The 'Jolly Sailor' hotel (218 Bramhall Lane) was built in 1895, and the two purpose-built shops at 214 and 216  date from about 1910; No.214 was a Fruiterer in the 1911 census.  A 1934 directory lists no.214 as a branch of the Stockport Industrial & Equitable Co-operative Society Limited, and 216 as a branch of Nathaniel Gould and & Co. Limited, grocers. Oddly, however, this branch of Goulds never appears in the telephone directory.  The placards outside and the pillar box suggest that by 1939 it was the newsagent / post office that many of us will remember. A car is parked outside the pub, and another heads off in the distance. A telephone box is already in place, and a 'Belisha beacon' - named after Leslie Hoare-Belisha, the Minister of Transport, who introduced them (and the 30 mph speed limit) in 1934 - marks the point where pedestrians have priority to cross.  Metal studs in the road marked the way: the associated 'zebra' stripes did not appear until some years later.


Our 'postcard' from 2014, and the stone wall remains, although the houses behind it, 'Glenariff' and 'Rothberg' were demolished in 2005 and replaced by the apartment building 'Southlands.' (See our 'Old and New Homes' feature.) The door and window in the near end of the 'Jolly Sailor' have been replaced by a large window, and the shop at no 214 has been extended at ground floor level, possibly during its days as an off-licence. It is closed and shuttered, hopefully awaiting a new tenant. No. 216 no longer operates as a post office, but continues as a 'convenience store.' The zig-zag lines mark the 'pelican crossing' just behind the camera, and 'refuges' and a right-turn lane now occupy the middle of the road. The big tree in the middle of the pavement on the corner of The Crescent no longer blocks the view.

See our feature The Charlestown Story for more about the Jolly Sailor.



Parallel to Bramhall Lane, not far from the scene shown on the other card, runs Frewland Avenue. This Grenville card was posted in 1917, and shows the view from the south end of the Avenue looking towards Stockport.  At the time, this was quite a modern scene:  the land was sold in 1904 by Hugh Archibald Christy; at the time the Christy family of hat manufacturers had left nearby Highfield House and its estate for more rural homes elsewhere in Britain. The new owner, according to the Land Registry, was a John Frew.  He does not seem to have been a Stockport man, and he still owned 29 and 31 Frewland Avenue at the time they were sold in 1919-1920, but which of the various John Frews in the census records he might have been eludes us so far; telephone directories from 1911 show a Manchester silk manufacturing company called John Frew and Sons, which may be a connection.   The two houses on the right of the picture, which have 'retouched' in the photograph, are nos. 27 and 29, with no. 31 the first to be built.
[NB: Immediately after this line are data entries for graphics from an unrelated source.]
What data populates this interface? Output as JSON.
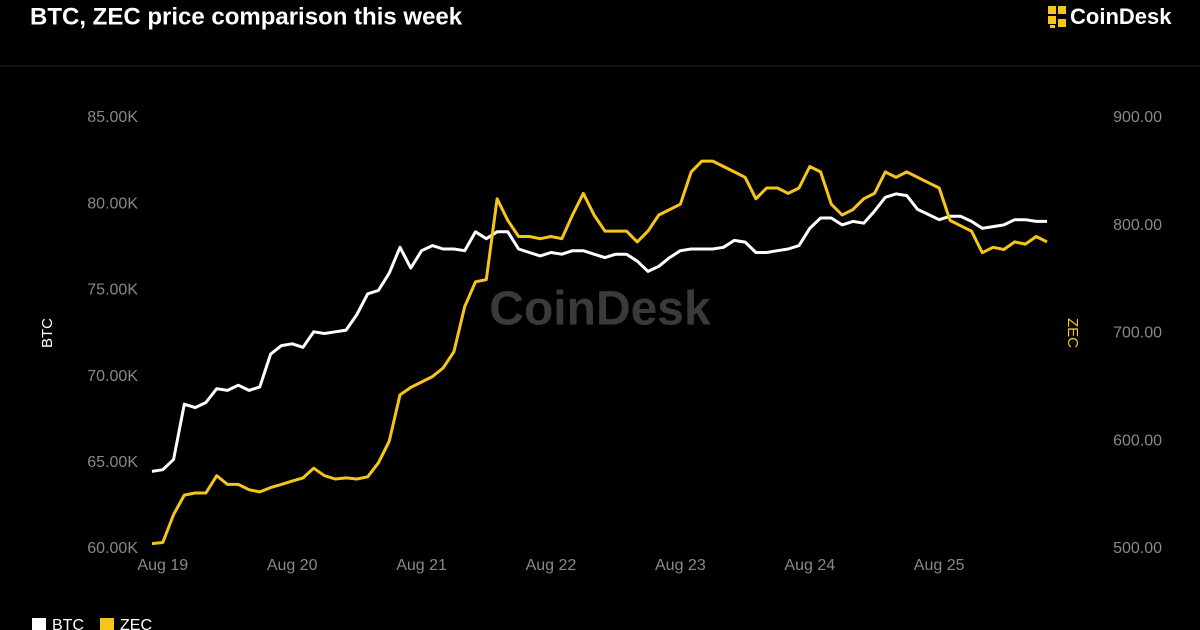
{
  "chart_data": {
    "type": "line",
    "title": "BTC, ZEC price comparison this week",
    "brand": "CoinDesk",
    "watermark": "CoinDesk",
    "y_label": "BTC",
    "y2_label": "ZEC",
    "categories": [
      null,
      "Aug 19",
      null,
      null,
      null,
      null,
      null,
      null,
      null,
      null,
      null,
      null,
      null,
      "Aug 20",
      null,
      null,
      null,
      null,
      null,
      null,
      null,
      null,
      null,
      null,
      null,
      "Aug 21",
      null,
      null,
      null,
      null,
      null,
      null,
      null,
      null,
      null,
      null,
      null,
      "Aug 22",
      null,
      null,
      null,
      null,
      null,
      null,
      null,
      null,
      null,
      null,
      null,
      "Aug 23",
      null,
      null,
      null,
      null,
      null,
      null,
      null,
      null,
      null,
      null,
      null,
      "Aug 24",
      null,
      null,
      null,
      null,
      null,
      null,
      null,
      null,
      null,
      null,
      null,
      "Aug 25",
      null,
      null,
      null,
      null,
      null,
      null,
      null,
      null,
      null,
      null
    ],
    "series": [
      {
        "name": "BTC",
        "color": "#ffffff",
        "values": [
          64500,
          64600,
          65200,
          68400,
          68200,
          68500,
          69300,
          69200,
          69500,
          69200,
          69400,
          71300,
          71800,
          71900,
          71700,
          72600,
          72500,
          72600,
          72700,
          73600,
          74800,
          75000,
          76000,
          77500,
          76300,
          77300,
          77600,
          77400,
          77400,
          77300,
          78400,
          78000,
          78400,
          78400,
          77400,
          77200,
          77000,
          77200,
          77100,
          77300,
          77300,
          77100,
          76900,
          77100,
          77100,
          76700,
          76100,
          76400,
          76900,
          77300,
          77400,
          77400,
          77400,
          77500,
          77900,
          77800,
          77200,
          77200,
          77300,
          77400,
          77600,
          78600,
          79200,
          79200,
          78800,
          79000,
          78900,
          79600,
          80400,
          80600,
          80500,
          79700,
          79400,
          79100,
          79300,
          79300,
          79000,
          78600,
          78700,
          78800,
          79100,
          79100,
          79000,
          79000
        ]
      },
      {
        "name": "ZEC",
        "color": "#f5c518",
        "axis": "y2",
        "values": [
          505,
          506,
          532,
          550,
          552,
          552,
          568,
          560,
          560,
          555,
          553,
          557,
          560,
          563,
          566,
          575,
          568,
          565,
          566,
          565,
          567,
          580,
          600,
          643,
          650,
          655,
          660,
          668,
          683,
          725,
          748,
          750,
          825,
          805,
          790,
          790,
          788,
          790,
          788,
          810,
          830,
          810,
          795,
          795,
          795,
          785,
          795,
          810,
          815,
          820,
          850,
          860,
          860,
          855,
          850,
          845,
          825,
          835,
          835,
          830,
          835,
          855,
          850,
          820,
          810,
          815,
          825,
          830,
          850,
          845,
          850,
          845,
          840,
          835,
          805,
          800,
          795,
          775,
          780,
          778,
          785,
          783,
          790,
          785
        ]
      }
    ],
    "ylim": [
      60000,
      85000
    ],
    "yticks": [
      {
        "value": 60000,
        "label": "60.00K"
      },
      {
        "value": 65000,
        "label": "65.00K"
      },
      {
        "value": 70000,
        "label": "70.00K"
      },
      {
        "value": 75000,
        "label": "75.00K"
      },
      {
        "value": 80000,
        "label": "80.00K"
      },
      {
        "value": 85000,
        "label": "85.00K"
      }
    ],
    "y2lim": [
      500,
      900
    ],
    "y2ticks": [
      {
        "value": 500,
        "label": "500.00"
      },
      {
        "value": 600,
        "label": "600.00"
      },
      {
        "value": 700,
        "label": "700.00"
      },
      {
        "value": 800,
        "label": "800.00"
      },
      {
        "value": 900,
        "label": "900.00"
      }
    ]
  }
}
Our 2014 version: the houses in the foreground still stand; the most conspicuous changes are the alterations to front boundaries, including wider gateways suitable for cars. The large house beyond the two on the right has gone, replaced by two modern houses, built in a sympathetic style but with the lower profile characteristic of modern design. The lost house, 'Dunraven', no.25, was in 1911 the home of Ernest Herbert Atkinson (aged 46), linen and cotton merchant, born in Bradford, Yorkshire, his wife Sarah and their three sons Ernest William, Richard Charles and Frederick Norman. Ernest William joined his father in the business, which was based at 6, Oxford Street, Manchester: one imagines them as early 'commuters' from Davenport station.  Ernest (by then retired) and his wife Sarah were still at No. 25 in 1939.